Der Bericht hätte noch mehr Aussagekraft, wenn die Daten besser aufgeschlüsselt wären, urteilte FPÖ-Vertreterin Dagmar Belakowitsch-Jenewein. So sollte man z.B. zwischen in- und ausländischen Firmen sowie den verschiedenen Branchen unterscheiden. Interessant wäre es auch zu wissen, welche Firmen oder Branchen besonders auffällig sind. Ebenso wie ihre Vorrednerin plädierte sie für eine Personalaufstockung des Arbeitsinspektorats, um die Kontrollen ausbauen zu können.

SPÖ-Mandatar Johann Hechtl lobte den detaillierten und informativen Bericht und zeigte sich vor allem erfreut über den Rückgang bei den Arbeitsunfällen.

Aus der Sicht der Praxis berichtete ÖVP-Abgeordneter Gabriel Obernosterer, der selber Hotelier ist, über seine Erfahrungen mit den Kontrollen durch das Arbeitsinspektorat. Einerseits sollte bei der Überprüfung gerade von Kleinstunternehmen die Beratungstätigkeit im Vordergrund stehen und nicht sofort Strafen verhängt werden, gab er zu bedenken. Andererseits sei es notwendig, die Liste an Auflagen zu evaluieren und auf einen aktuellen Stand zu bringen. Dieser Meinung schloss sich auch Waltraud Dietrich vom Team Stronach an. Es wäre gut, die Vorschriften zu durchforsten und die Unternehmen von unnötiger Bürokratie zu entlasten.

Sozialminister Rudolf Hundstorfer war überzeugt davon, dass die MitarbeiterInnen der Arbeitsinspektion vor allem im Sinne der Prävention eine sehr wichtige Tätigkeit leisten. Es handle sich dabei auch um den einzigen Bereich seines Ressorts, wo es keinen Aufnahmestopp gibt und der Gesamtpersonalstand nicht reduziert werden muss. Was die angesprochenen Vorgaben betrifft, so gebe es außer den Schwerpunktaktionen keine quantitativen, sondern qualitative Ziele (z.B. Vermeidung von psychischen Belastungen). Man schaue überdies sehr genau auf jene Sektoren, wo häufig Unfälle stattfinden, um daraus die entsprechenden Konsequenzen zu ziehen. Bei den Schwerpunktaktionen werden zudem immer wieder Branchen ausgewählt, in denen es viele weibliche Beschäftigte gibt, z.B. Gastronomie (2012) oder Handel (2014), informierte Hundstorfer die Abgeordneten. Gegenüber Dagmar Belakowitsch-Jenewein (F) stellte der Minister fest, dass nach der Umsetzung der Durchsetzungsrichtlinie zur Entsenderichtlinie die Kontrollen noch effizienter werden, da dann Verwaltungsstrafen im Ausland verhängt werden können.

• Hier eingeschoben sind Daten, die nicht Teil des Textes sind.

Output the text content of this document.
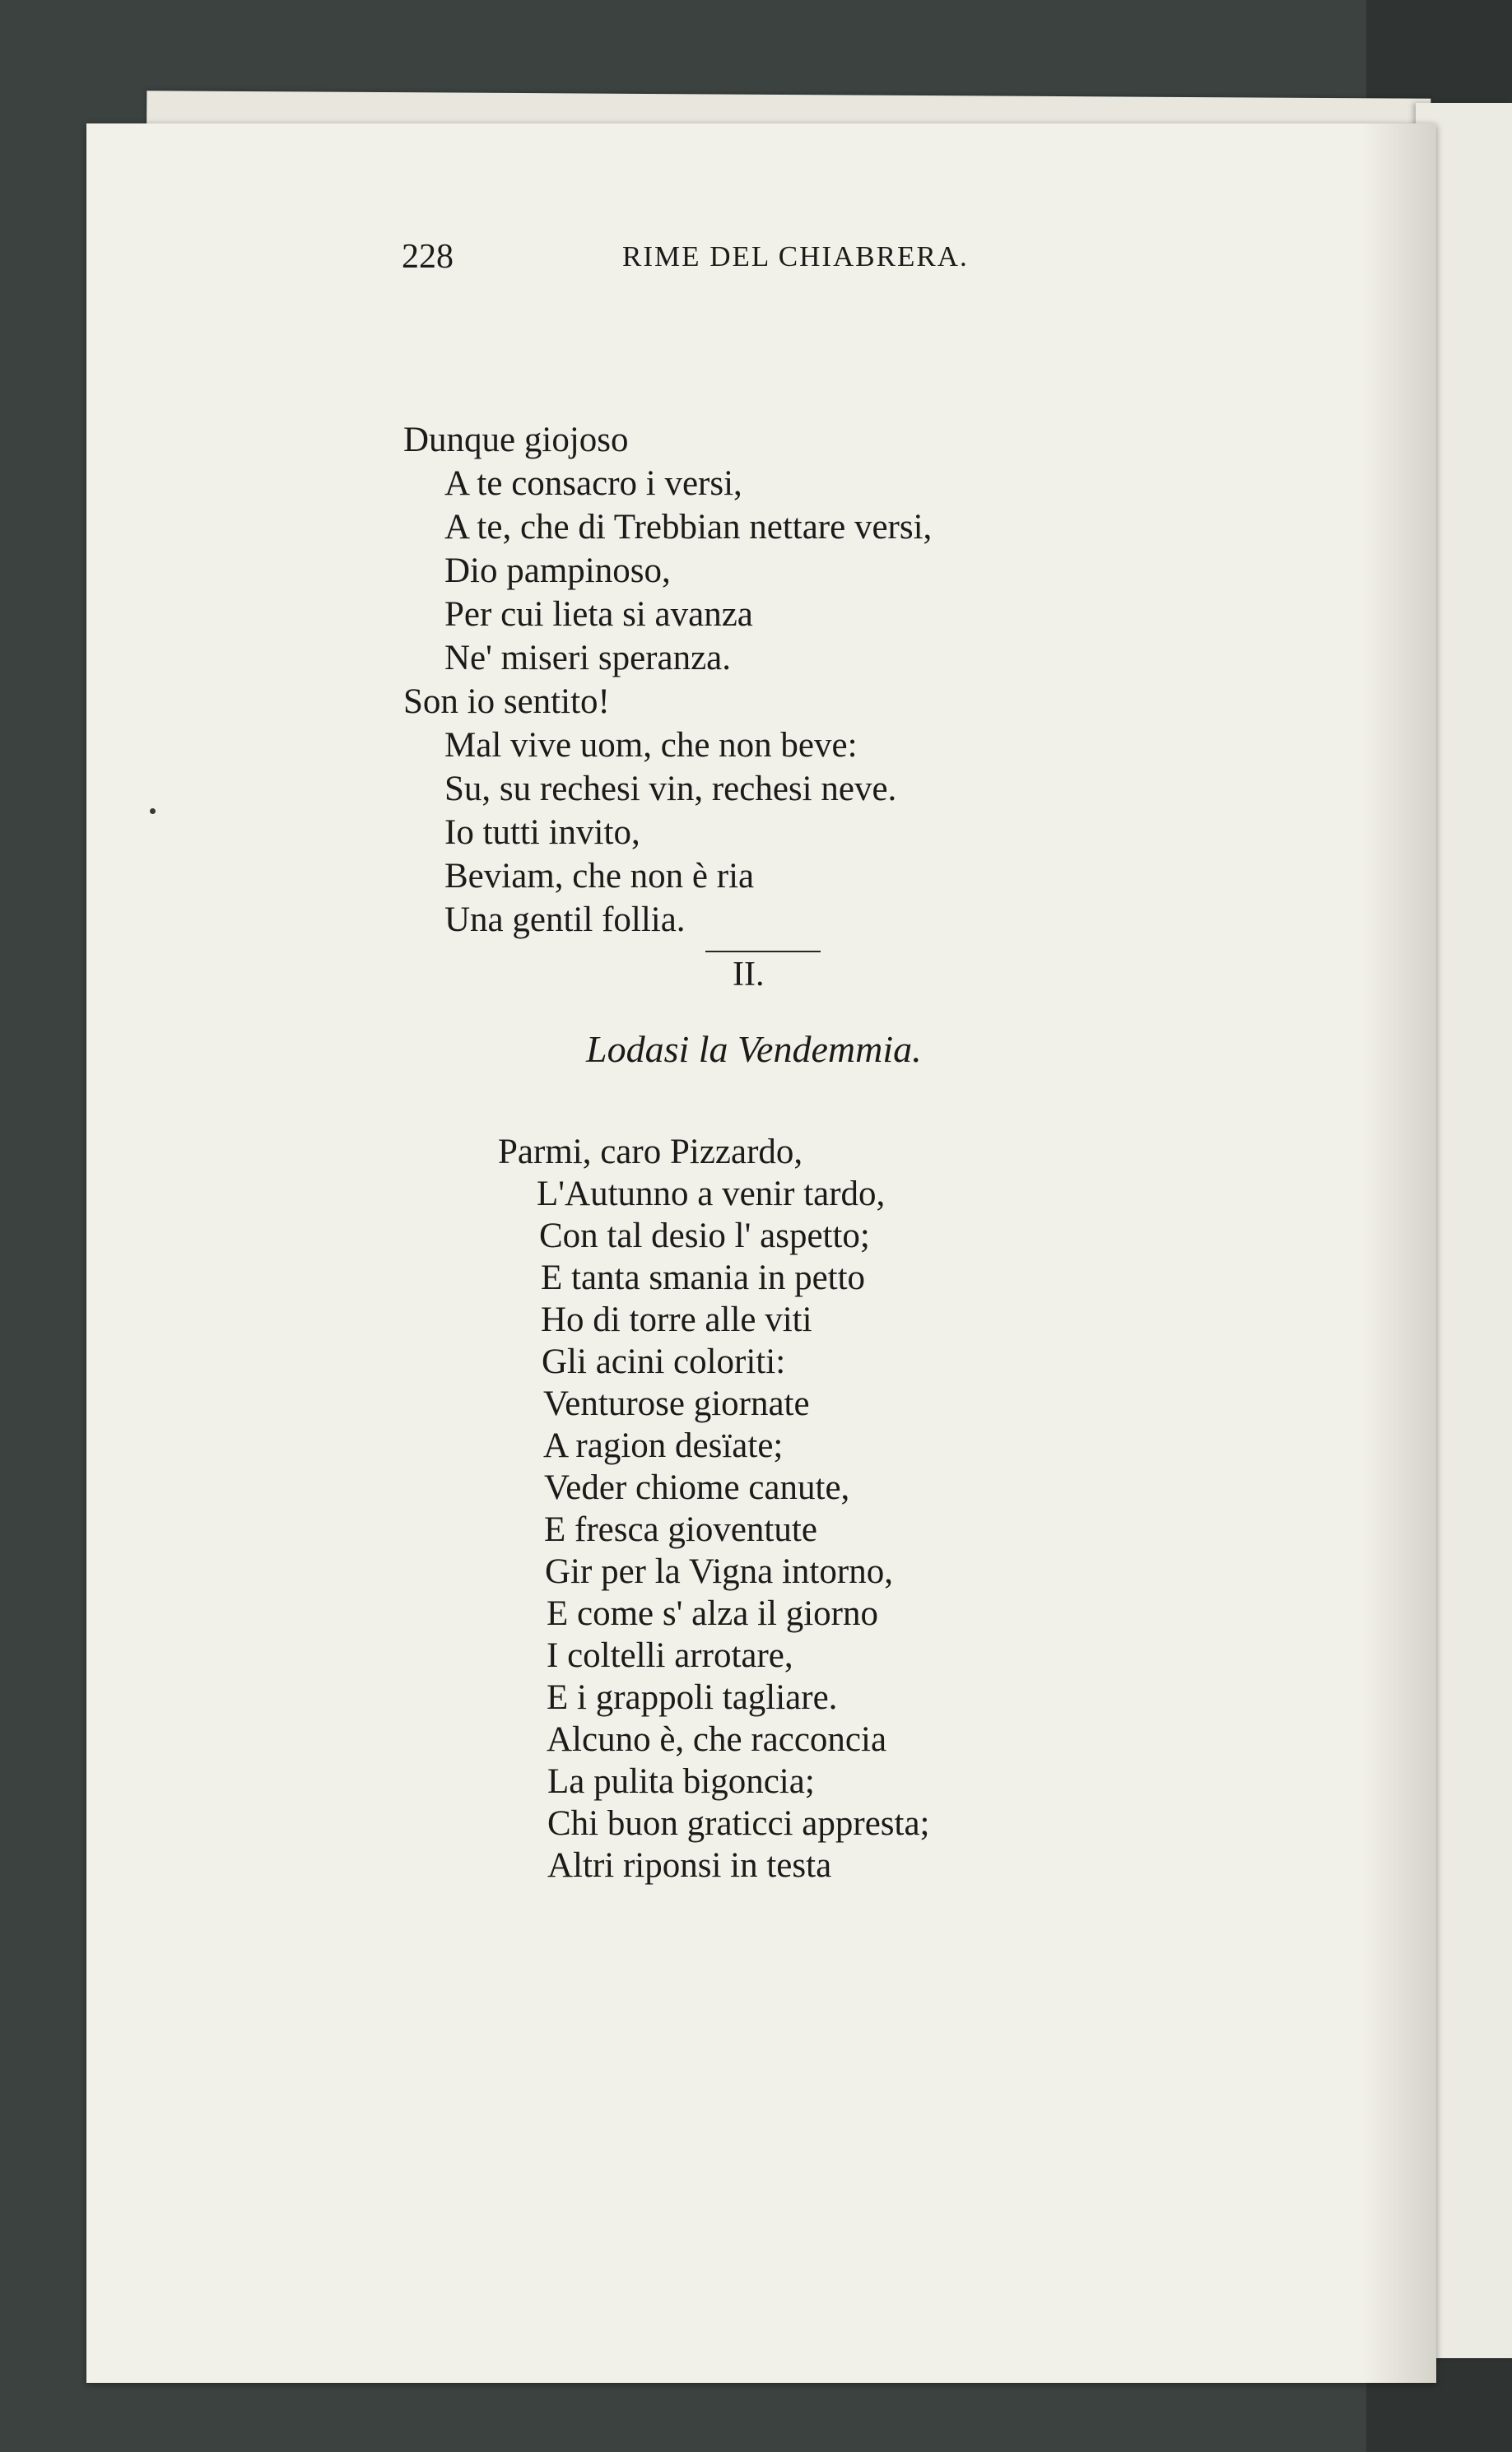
228	RIME DEL CHIABRERA.
Dunque giojoso
A te consacro i versi,
A te, che di Trebbian nettare versi,
Dio pampinoso,
Per cui lieta si avanza
Ne' miseri speranza.
Son io sentito!
Mal vive uom, che non beve:
Su, su rechesi vin, rechesi neve.
Io tutti invito,
Beviam, che non è ria
Una gentil follia.
II.
Lodasi la Vendemmia.
Parmi, caro Pizzardo,
L'Autunno a venir tardo,
Con tal desio l' aspetto;
E tanta smania in petto
Ho di torre alle viti
Gli acini coloriti:
Venturose giornate
A ragion desïate;
Veder chiome canute,
E fresca gioventute
Gir per la Vigna intorno,
E come s' alza il giorno
I coltelli arrotare,
E i grappoli tagliare.
Alcuno è, che racconcia
La pulita bigoncia;
Chi buon graticci appresta;
Altri riponsi in testa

FPÖ für vollständige Abschaffung von Pensionsprivilegien

In einem Entschließungsantrag sprach sich die FPÖ für eine vollständige Abschaffung aller "Luxuspensionen" im öffentlichen Bereich unter Berücksichtigung von Pensionskassenregelungen aus (509/A(E)). Pensionen im Bereich von Bund, Ländern und Gemeinden sowie von ausgelagerten Gesellschaften sollen sich künftig ausnahmslos an den ASVG-Pensionen orientieren, fordert FPÖ-Abgeordneter Herbert Kickl. Trotz Sonderpensionenbegrenzungsgesetz bleiben laut ihm zu viele Pensionsprivilegien erhalten. Kickl meinte auch, dass das ausufernde System der Pensionskassenregelungen durchleuchtet werden müsse. Er fürchtete, dass hier unbemerkt wieder Sonderpensionen eingeführt werden, die aus öffentlichen Mitteln gespeist werden. Zustimmung erhielt er von Waltraud Dietrich (T), die es als moralische Verpflichtung sah, alle Luxuspensionen abzuschaffen.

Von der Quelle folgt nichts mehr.